Rettungseinsatz unter schwierigsten Bedingungen
An der Rettungsaktion sind rund 200 Helfer, darunter auch 15 Höhenretter aus Salzburg, beteiligt. Der Unglücksort liegt nur wenige Kilometer von der österreichischen Grenze entfernt. Laut Bergwacht ist der Rettungseinsatz äußerst schwierig und kann nur von Experten auf dem Gebiet der Höhlenrettung bewältigt werden. "Dieses Schachtsystem hat alles parat, was es an Problemen gibt.
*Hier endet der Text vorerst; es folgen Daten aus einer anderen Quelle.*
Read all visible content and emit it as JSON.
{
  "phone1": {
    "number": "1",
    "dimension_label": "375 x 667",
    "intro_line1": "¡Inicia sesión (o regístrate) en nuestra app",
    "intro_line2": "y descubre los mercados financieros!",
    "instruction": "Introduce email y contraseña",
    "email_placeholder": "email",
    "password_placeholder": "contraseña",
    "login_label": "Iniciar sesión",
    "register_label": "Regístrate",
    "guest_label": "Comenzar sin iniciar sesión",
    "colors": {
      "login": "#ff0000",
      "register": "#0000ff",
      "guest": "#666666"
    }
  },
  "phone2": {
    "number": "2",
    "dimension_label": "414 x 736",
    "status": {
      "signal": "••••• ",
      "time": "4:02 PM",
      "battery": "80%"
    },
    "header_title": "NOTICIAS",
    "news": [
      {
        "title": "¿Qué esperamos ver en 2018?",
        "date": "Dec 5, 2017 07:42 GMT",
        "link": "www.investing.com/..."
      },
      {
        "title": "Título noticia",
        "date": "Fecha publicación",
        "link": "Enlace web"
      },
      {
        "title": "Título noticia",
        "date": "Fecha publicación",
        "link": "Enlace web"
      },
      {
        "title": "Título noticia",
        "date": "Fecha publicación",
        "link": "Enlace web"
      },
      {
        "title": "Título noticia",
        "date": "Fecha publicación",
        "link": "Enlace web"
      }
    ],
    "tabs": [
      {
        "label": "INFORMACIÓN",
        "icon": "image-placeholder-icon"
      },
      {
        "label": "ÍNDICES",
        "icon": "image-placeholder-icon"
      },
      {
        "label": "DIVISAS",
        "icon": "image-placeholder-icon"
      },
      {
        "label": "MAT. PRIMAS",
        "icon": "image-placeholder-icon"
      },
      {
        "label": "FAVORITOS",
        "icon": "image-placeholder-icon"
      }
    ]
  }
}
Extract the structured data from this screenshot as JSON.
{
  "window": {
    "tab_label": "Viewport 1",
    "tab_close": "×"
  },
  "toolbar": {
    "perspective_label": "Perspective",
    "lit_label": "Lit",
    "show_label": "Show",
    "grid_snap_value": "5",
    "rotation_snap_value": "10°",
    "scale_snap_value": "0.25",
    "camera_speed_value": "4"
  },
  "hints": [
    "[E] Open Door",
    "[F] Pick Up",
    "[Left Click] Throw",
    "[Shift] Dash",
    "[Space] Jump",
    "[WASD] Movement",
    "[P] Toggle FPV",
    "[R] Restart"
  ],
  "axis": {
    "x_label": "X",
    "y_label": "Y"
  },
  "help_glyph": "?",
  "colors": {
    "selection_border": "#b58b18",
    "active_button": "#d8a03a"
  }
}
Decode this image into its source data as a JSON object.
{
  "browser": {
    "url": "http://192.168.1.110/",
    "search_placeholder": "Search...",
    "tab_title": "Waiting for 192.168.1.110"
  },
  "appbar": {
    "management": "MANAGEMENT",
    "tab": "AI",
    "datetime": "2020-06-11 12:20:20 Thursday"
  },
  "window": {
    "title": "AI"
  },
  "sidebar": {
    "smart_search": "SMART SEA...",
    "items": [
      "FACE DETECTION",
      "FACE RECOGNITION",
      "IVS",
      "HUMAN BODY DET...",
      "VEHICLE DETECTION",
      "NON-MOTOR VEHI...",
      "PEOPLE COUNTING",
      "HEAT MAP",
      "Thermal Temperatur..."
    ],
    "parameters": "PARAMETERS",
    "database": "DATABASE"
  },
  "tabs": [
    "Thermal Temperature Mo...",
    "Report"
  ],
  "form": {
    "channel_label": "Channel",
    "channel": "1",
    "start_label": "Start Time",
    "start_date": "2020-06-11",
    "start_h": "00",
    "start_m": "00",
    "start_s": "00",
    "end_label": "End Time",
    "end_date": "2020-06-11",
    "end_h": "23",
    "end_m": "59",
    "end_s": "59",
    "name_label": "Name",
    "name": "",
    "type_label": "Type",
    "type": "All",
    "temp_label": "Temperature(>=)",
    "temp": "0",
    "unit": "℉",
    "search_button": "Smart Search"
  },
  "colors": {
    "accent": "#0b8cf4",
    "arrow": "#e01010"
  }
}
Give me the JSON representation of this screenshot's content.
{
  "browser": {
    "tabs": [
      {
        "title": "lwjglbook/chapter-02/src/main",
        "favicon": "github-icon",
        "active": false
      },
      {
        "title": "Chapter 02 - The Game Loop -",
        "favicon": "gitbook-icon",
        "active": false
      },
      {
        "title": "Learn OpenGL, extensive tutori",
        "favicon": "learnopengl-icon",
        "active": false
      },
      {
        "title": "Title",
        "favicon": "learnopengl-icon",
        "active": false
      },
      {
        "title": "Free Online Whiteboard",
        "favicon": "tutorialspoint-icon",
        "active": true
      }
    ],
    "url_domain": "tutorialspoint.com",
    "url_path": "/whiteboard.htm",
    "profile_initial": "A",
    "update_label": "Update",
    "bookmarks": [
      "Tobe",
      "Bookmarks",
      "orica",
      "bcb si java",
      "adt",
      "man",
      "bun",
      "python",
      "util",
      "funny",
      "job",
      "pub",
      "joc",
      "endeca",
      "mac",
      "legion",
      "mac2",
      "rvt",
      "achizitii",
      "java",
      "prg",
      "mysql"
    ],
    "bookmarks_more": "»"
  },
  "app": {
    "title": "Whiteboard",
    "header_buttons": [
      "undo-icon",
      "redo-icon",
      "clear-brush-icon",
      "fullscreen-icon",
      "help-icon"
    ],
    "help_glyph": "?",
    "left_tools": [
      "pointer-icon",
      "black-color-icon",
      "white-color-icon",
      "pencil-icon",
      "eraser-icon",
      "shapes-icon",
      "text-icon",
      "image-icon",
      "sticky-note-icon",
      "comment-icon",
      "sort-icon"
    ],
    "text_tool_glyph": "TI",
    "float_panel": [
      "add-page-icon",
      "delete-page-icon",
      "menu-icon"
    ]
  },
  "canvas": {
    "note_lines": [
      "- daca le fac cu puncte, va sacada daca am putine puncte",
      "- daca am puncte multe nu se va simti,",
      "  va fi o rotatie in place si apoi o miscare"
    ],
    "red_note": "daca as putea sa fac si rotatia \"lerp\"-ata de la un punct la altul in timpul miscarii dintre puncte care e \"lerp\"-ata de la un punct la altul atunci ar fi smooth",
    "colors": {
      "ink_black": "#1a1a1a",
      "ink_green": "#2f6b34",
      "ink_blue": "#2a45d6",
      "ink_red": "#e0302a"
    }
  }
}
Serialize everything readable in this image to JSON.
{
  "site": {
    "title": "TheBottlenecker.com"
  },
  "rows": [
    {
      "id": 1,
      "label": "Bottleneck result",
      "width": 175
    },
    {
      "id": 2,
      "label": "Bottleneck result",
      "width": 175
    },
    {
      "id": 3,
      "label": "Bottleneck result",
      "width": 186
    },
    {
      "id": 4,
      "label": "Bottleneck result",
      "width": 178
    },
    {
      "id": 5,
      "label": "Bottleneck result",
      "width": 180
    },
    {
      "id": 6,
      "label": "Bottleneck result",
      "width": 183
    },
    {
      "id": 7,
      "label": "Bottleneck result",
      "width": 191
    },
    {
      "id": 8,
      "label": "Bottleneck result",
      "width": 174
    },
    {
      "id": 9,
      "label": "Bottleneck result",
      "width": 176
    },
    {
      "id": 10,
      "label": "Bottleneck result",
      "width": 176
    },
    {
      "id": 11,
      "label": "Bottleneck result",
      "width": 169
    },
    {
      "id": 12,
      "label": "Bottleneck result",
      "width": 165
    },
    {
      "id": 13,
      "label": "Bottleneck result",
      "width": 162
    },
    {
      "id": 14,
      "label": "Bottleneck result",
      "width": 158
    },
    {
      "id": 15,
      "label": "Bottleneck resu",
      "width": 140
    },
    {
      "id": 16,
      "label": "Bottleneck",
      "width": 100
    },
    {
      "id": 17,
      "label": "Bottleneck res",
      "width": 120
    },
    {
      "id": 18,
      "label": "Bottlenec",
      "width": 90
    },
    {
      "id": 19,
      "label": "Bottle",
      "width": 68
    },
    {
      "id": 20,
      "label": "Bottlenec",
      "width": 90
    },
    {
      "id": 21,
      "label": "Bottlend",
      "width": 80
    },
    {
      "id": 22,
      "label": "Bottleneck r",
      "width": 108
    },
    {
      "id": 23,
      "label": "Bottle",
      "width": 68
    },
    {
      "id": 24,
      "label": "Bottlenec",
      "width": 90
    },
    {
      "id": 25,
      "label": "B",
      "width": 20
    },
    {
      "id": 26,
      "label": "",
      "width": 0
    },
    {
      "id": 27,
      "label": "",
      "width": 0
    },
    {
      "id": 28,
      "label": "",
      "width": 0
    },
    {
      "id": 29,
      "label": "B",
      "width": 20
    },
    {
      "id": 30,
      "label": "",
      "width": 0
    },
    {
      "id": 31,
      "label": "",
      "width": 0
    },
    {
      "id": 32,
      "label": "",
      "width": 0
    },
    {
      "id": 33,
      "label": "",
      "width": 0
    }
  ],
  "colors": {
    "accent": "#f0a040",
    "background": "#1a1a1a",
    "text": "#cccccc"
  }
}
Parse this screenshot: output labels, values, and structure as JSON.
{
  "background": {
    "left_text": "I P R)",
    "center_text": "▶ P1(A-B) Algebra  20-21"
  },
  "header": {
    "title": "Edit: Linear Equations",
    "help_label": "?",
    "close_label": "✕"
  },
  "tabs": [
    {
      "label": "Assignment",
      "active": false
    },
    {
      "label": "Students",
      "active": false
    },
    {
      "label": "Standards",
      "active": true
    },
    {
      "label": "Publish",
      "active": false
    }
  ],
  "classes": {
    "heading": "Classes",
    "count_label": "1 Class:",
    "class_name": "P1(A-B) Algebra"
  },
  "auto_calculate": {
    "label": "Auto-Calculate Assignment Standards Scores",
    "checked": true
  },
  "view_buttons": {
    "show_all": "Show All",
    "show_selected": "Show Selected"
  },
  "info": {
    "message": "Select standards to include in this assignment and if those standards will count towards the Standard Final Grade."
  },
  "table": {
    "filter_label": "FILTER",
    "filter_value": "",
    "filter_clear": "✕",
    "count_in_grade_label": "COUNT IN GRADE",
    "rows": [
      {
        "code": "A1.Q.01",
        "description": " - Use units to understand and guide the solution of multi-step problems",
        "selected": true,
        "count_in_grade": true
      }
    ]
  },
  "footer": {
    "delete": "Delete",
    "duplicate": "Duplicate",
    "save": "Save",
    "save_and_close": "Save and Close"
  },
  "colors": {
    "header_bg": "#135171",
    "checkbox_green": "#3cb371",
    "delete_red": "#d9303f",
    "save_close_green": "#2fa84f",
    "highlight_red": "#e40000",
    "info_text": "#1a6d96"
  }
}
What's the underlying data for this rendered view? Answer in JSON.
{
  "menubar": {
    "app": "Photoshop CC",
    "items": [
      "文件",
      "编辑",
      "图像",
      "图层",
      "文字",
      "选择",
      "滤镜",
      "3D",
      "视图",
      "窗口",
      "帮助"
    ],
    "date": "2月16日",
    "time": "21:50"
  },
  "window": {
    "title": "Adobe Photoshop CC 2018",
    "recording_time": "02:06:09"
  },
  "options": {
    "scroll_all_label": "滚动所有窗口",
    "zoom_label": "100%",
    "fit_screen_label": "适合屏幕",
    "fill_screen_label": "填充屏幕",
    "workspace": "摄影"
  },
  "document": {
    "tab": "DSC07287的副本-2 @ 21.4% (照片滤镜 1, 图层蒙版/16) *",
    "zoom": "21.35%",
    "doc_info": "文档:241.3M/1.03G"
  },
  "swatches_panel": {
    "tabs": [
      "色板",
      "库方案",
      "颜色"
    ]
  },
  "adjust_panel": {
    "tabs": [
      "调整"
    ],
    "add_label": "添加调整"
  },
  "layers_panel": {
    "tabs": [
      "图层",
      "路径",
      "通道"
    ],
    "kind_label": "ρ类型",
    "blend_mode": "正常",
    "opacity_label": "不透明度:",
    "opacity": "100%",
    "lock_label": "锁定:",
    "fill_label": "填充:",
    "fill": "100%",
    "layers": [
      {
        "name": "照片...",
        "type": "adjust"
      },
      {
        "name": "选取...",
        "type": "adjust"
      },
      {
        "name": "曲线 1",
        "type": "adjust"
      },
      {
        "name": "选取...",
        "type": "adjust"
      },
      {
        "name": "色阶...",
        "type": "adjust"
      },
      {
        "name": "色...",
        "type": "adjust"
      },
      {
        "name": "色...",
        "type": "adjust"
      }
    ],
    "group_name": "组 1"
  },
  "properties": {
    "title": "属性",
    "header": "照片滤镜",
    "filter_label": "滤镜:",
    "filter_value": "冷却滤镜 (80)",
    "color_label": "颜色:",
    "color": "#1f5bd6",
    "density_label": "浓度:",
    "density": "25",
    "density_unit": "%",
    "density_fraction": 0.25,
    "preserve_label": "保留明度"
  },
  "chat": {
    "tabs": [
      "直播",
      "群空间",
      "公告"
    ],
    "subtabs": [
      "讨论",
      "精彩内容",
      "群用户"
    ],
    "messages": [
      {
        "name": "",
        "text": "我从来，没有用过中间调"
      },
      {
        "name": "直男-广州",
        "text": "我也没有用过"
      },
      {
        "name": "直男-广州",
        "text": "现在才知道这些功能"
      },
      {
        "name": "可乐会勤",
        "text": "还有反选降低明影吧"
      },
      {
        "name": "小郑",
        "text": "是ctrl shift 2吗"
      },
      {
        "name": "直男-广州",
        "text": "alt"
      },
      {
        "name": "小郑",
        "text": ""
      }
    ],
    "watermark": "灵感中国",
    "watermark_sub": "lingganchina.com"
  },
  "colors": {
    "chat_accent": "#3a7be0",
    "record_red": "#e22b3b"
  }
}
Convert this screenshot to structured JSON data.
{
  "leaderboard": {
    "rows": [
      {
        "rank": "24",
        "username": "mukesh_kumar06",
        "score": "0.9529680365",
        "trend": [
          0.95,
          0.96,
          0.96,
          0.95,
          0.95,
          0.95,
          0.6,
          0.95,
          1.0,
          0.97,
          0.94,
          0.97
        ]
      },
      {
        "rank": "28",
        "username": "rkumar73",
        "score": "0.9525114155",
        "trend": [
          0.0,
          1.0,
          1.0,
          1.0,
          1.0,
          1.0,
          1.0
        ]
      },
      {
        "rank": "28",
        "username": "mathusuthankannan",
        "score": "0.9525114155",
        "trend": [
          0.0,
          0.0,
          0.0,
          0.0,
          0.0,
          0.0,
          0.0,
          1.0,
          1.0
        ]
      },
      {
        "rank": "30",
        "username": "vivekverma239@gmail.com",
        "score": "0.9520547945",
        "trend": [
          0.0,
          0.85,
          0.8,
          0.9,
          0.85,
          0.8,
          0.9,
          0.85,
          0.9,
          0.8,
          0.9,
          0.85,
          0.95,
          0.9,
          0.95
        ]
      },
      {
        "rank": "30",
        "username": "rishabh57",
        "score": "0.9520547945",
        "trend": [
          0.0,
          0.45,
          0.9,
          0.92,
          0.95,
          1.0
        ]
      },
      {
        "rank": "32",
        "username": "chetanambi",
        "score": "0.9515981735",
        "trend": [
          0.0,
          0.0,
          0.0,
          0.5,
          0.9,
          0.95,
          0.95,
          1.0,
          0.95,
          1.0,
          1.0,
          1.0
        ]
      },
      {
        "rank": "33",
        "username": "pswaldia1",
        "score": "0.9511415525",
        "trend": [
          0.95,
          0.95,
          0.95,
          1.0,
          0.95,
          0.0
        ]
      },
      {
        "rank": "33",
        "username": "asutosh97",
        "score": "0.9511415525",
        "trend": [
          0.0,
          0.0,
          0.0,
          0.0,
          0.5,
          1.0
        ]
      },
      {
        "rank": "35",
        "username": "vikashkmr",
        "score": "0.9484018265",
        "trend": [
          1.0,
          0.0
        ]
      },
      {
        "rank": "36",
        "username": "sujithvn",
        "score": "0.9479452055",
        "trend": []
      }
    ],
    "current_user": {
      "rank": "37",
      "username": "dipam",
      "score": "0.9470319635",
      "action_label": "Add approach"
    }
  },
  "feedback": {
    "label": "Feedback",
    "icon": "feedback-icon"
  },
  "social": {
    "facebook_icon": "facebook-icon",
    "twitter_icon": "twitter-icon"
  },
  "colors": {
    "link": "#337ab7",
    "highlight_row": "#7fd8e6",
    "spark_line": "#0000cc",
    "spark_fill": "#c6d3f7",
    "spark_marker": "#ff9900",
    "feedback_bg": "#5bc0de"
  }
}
Es ist sehr tief, es gibt viele Engstellen und 'Canyons', die nur in Spreizhaltung überwindbar sind", sagte Einsatzleiter Norbert Rosenberger.

Am Montagabend war immer noch vollkommen unabsehbar, wann der Höhlenforscher geborgen werden kann. Als Hauptproblem zeichnete sich ab, dass der Verletzte eigentlich nur liegend transportiert werden kann. Dies scheint in der Enge des Schachts aber kaum möglich.

"Der Mann liegt Gott sei Dank eben, trocken und windstill", sagte Stefan Schneider von der Bergwacht Bayern bei einer Pressekonferenz. Denn auch in der Tiefe kann Zug entstehen. Es drohe Unterkühlung, unten im Berg hat es nur zwischen 1,5 und fünf Grad. Und alle dort unten, auch die Retter, sind ständig von neuem Steinschlag bedroht. "Sie sind einer erheblichen Gefahr ausgesetzt."

Verletzter Forscher ein Mitentdecker der Höhle
Bei dem schwer verletzten Mann handelt es sich um den Höhlenforscher Johann Westhauser aus dem Raum Stuttgart. "Wir wissen noch nicht, wie sein Zustand genau ist", sagte der Einsatzleiter der Höhlenrettung Baden-Württemberg, Matthias Leyk in Stuttgart. Der 52-Jährige ist demnach ein Mitentdecker der Riesending-Schachthöhle, in einer Reportage über die Erforschung des Höhlensystems ist Westhauser auf einem Bild auf Erkundungstour zu sehen.

Leyk kennt den Verletzten persönlich. Der erste Rettungstrupp, der den Mann mittlerweile erreichte, hatte neben medizinischer Ausrüstung auch Wasser und Essen dabei. Weitere Helfer richteten auf verschiedenen Ebenen Lager- und Biwakstationen ein. Gearbeitet wird auch an einer drahtgebundenen Telefonverbindung. "Dazu muss das Kabel an der Wand befestigt werden, weil die Höhle so kompliziert aufgebaut ist", so Leyk. Sie besteht aus Monsterschächten, großen Hallen, engen Röhren und Seen, die überwunden werden müssen.

Das Bangen und Hoffen geht weiter, aber vor allem das Warten. Denn wenn ein weiteres Team erst einmal eingestiegen ist, dauert es bis zum Verletzten wiederum zwölf Stunden - "wenn sie schnell sind", sagte Schneider. Ein Ende der Aktion ist also nicht absehbar. Es werde Tage dauern, vielleicht auch eine Woche.

Tiefste und längste Höhle Deutschlands
Die Riesending-Schachthöhle ist die tiefste und längste Höhle Deutschlands. Das gigantische Gangsystem umfasst eine Länge von 19,2 Kilometern und ist 1.148 Meter tief. Der Eingangsschacht war im Rahmen einer Plateau-Vermessung bereits im Jahr 1995 entdeckt worden, blieb jedoch im Schatten anderer Projekte bis 2002 nahezu unbeachtet.

Doch dann begann die Zeit der großen Entdeckungen im Riesending. 2002 war es erstmals möglich, auf der deutschen Seite des Untersbergs in große Tiefen vorzudringen. Bereits kurz nach dem Einstieg folgen Schächte, in die man den Turm des Ulmer Münsters stellen könnte - mit 161 Metern der höchste Kirchturm der Welt. In 350 Metern Tiefe gibt es dann die ersten horizontalen Gänge in der Höhle. Mehrere Schachtstufen führen zu weiteren tiefer gelegenen Höhlenstockwerken.

Das Wasser der Höhle kommt übrigens an der Fürstenbrunnquelle auf österreichischer Seite wieder an die Oberfläche - knapp 1.200 Höhenmeter unterhalb des Höhleneingangs.